Hereditary spherocytosis generally has a good prognosis with appropriate treatment and proper follow-up. Patients born with this condition who receive adequate monitoring, including care from the haematology department, tend to achieve a good quality of life. Those who choose not to continue medical management may develop complications and, in some cases, require surgery.
This case demonstrates that despite the severity of the disease and associated complications, timely, coordinated, and comprehensive management can lead to favourable outcomes for both mother and newborn.

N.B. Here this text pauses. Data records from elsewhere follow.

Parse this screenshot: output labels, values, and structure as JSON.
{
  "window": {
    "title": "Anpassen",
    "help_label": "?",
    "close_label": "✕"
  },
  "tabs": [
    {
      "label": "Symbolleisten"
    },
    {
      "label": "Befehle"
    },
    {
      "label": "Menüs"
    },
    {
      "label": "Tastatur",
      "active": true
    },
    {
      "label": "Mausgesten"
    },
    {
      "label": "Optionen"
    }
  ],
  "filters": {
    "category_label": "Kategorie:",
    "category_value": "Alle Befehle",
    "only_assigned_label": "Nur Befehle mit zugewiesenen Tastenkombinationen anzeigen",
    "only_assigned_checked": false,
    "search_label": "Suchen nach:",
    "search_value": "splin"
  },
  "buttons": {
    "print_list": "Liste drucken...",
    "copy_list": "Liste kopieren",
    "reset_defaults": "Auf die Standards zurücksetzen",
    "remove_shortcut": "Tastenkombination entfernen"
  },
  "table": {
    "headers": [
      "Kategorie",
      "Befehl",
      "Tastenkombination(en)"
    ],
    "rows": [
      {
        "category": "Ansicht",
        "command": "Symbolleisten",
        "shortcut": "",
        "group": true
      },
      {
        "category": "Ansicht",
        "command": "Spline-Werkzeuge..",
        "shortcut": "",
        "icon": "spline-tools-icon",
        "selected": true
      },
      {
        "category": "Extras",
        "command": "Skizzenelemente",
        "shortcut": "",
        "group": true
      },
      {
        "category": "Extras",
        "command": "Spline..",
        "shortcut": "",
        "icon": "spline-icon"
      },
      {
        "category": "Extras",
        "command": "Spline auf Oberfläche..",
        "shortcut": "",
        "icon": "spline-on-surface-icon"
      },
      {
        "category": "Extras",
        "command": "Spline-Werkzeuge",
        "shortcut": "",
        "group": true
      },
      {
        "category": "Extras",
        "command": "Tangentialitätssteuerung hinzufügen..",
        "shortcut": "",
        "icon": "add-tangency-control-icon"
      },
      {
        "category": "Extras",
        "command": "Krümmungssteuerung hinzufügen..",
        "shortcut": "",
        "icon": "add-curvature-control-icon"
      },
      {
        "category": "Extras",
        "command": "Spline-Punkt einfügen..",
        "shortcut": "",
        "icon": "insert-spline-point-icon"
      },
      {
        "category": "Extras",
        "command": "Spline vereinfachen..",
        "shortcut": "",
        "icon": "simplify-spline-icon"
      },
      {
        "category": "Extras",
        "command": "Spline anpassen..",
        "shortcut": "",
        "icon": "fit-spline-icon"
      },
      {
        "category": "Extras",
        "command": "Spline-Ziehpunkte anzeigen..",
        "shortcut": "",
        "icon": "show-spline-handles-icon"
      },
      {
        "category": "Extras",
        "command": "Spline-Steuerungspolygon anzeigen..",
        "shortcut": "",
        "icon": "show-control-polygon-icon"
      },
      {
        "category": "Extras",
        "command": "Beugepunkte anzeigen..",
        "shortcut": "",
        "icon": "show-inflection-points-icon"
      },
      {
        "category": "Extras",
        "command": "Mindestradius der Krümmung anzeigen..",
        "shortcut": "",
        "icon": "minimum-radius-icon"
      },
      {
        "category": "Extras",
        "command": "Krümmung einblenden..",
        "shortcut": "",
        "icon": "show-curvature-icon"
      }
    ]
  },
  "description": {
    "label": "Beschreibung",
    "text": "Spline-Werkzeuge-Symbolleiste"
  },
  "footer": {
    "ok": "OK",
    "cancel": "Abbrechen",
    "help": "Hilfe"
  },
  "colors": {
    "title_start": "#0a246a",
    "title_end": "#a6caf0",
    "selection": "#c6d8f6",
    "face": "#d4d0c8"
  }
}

The aim is to report cases of this pathology to support better diagnosis and medical management, as well as the use of red blood cell exchange, with the goal of implementing these approaches in future pregnant patients to prevent complications and improve quality of life.

Conflict of Interest

The authors declare no conflict of interest.

Funding

No funding was received for this study.

Consent

Informed consent was obtained from the patient for publication of this case.